Crackdown on China’s surrogate mum industry
Surrogate mothers are more in demand than ever in China, as wealthy infertile couples look to others to bear them babies. Officials have largely turned a blind eye to this underground womb-for-rent industry that defies the country's strict childbirth laws. But now, there are signs the authorities are starting to crack down by forcing some surrogate mothers to have abortions.
Three young first-time surrogate mothers were found by authorities hiding in a communal flat in the southern Chinese city of Guangzhou. Soon after, family planning and security officers broke in, bundled them into a van and drove them to a district hospital where they were manhandled into a maternity ward, the mothers told Reuters news agency. “I was crying ‘I don't want to do this’,” said a young woman called Xiao Hong, who was pregnant with four-month-old twins. “But they still dragged me in and injected my belly with a needle,” said the 20-year-old of her ordeal which happened in late February. Men had forced her thumbprint onto a consent form before carrying out the abortion, she said.

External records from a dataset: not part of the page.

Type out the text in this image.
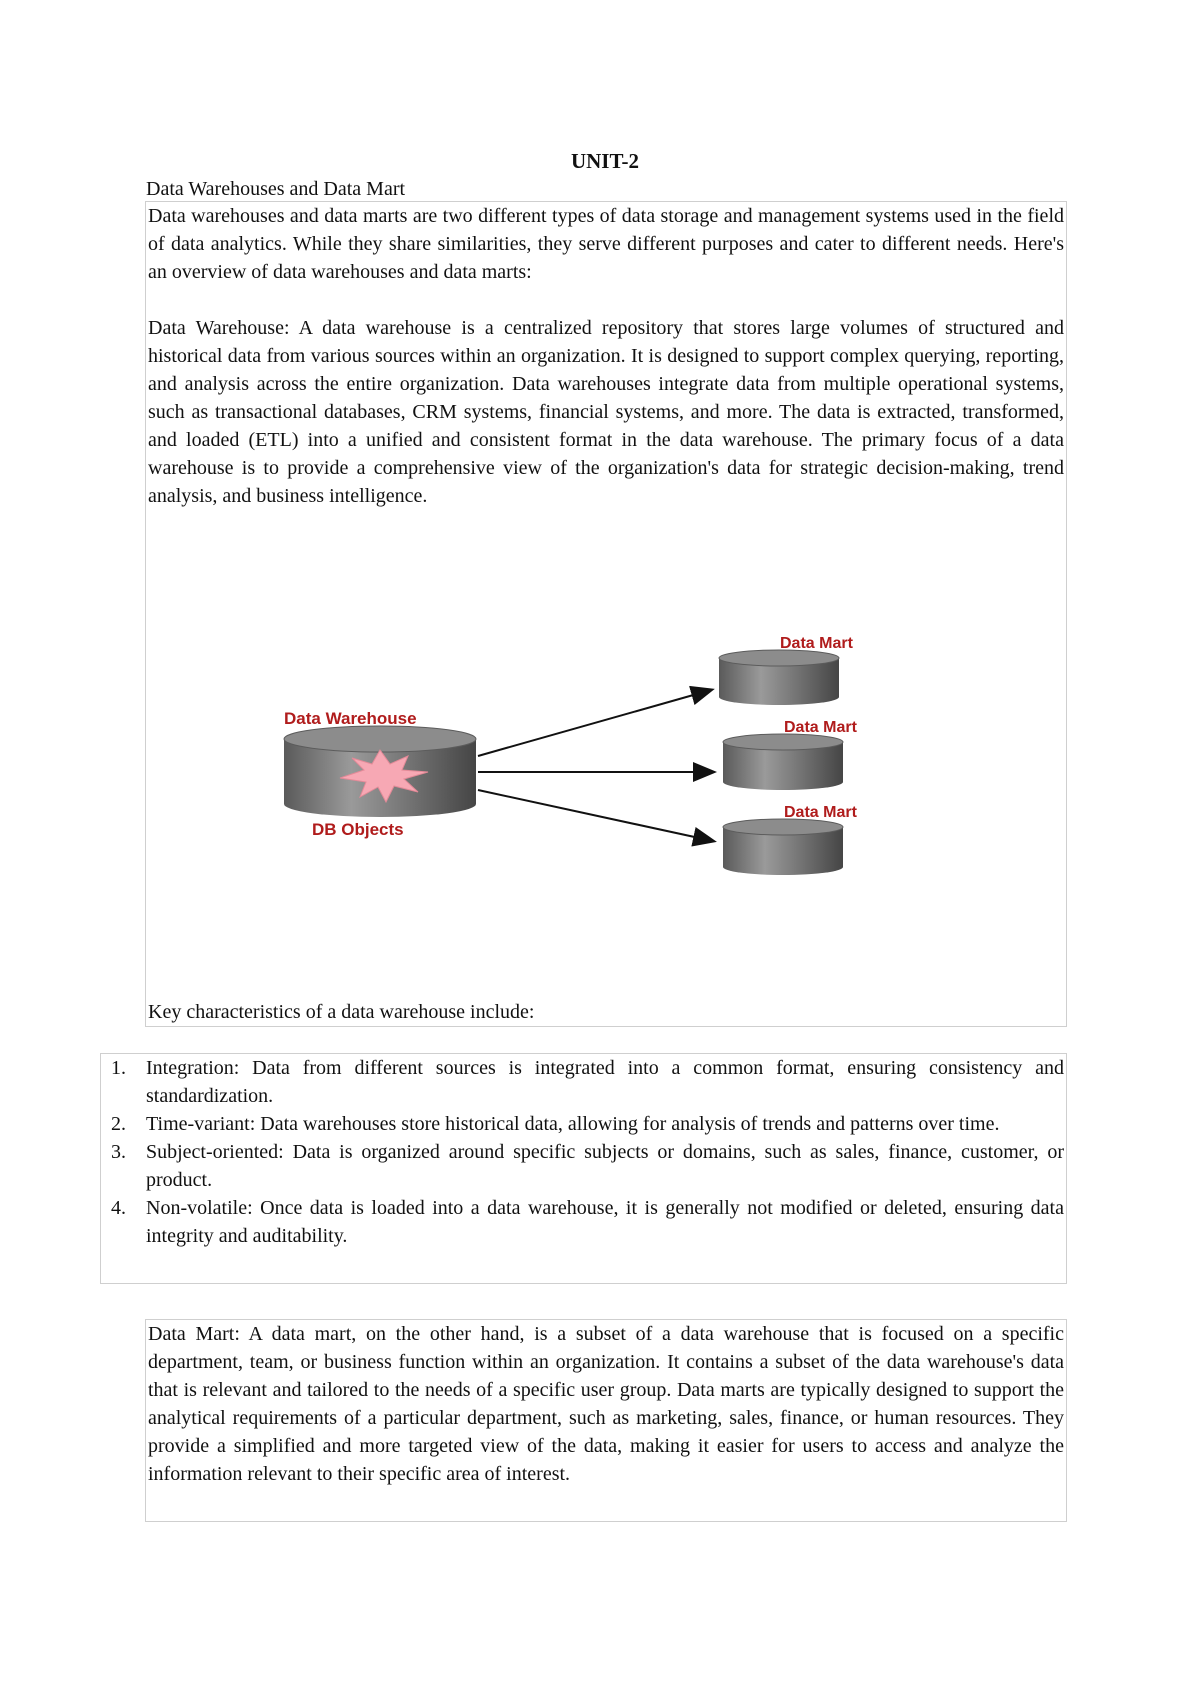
UNIT-2
Data Warehouses and Data Mart

Data warehouses and data marts are two different types of data storage and management systems used in the field of data analytics. While they share similarities, they serve different purposes and cater to different needs. Here's an overview of data warehouses and data marts:

Data Warehouse: A data warehouse is a centralized repository that stores large volumes of structured and historical data from various sources within an organization. It is designed to support complex querying, reporting, and analysis across the entire organization. Data warehouses integrate data from multiple operational systems, such as transactional databases, CRM systems, financial systems, and more. The data is extracted, transformed, and loaded (ETL) into a unified and consistent format in the data warehouse. The primary focus of a data warehouse is to provide a comprehensive view of the organization's data for strategic decision-making, trend analysis, and business intelligence.

Data Warehouse
DB Objects
Data Mart
Data Mart
Data Mart
Key characteristics of a data warehouse include:
1. Integration: Data from different sources is integrated into a common format, ensuring consistency and standardization.
2. Time-variant: Data warehouses store historical data, allowing for analysis of trends and patterns over time.
3. Subject-oriented: Data is organized around specific subjects or domains, such as sales, finance, customer, or product.
4. Non-volatile: Once data is loaded into a data warehouse, it is generally not modified or deleted, ensuring data integrity and auditability.

Data Mart: A data mart, on the other hand, is a subset of a data warehouse that is focused on a specific department, team, or business function within an organization. It contains a subset of the data warehouse's data that is relevant and tailored to the needs of a specific user group. Data marts are typically designed to support the analytical requirements of a particular department, such as marketing, sales, finance, or human resources. They provide a simplified and more targeted view of the data, making it easier for users to access and analyze the information relevant to their specific area of interest.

Another of the surrogates, who said she'd come from a village in Sichuan province, told how officers made her take pills then surgically removed her three-month-old foetus while she was unconscious. “I was terrified,” the 23-year-old said. China’s official Guangzhou Daily newspaper quoted district family planning officials as saying the women were all unmarried and acting as “illegal” surrogates. It added the three had “agreed” to undergo “remedial measures” in accordance with the law. But the head of the surrogacy agency caring for the mothers, "China Surrogate Mother" website (www.aa69.com) Lu Jinfeng, said "It's an absolute crime." "By forcefully dragging people away like this to undergo an abortion is a savage illegal act that violates human rights," said the founder of the five-year-old company.
Underground networks of surrogacy agents, hospitals, and doctors have spread in recent years as infertile Chinese couples with money hire surrogates to produce babies for them. The surrogates are often confined to secret flats for most of their pregnancy to avoid detection, while fertility, obstetrics and childbirth procedures for the mothers are often carried out discreetly by medical staff at public hospitals and health clinics with links to agents. With around one in six couples in the US now estimated to be infertile and with similar rates in China, surrogacy agencies have been recruiting girls, often from poor villages, to have babies on behalf of prospective parents, in ever greater numbers.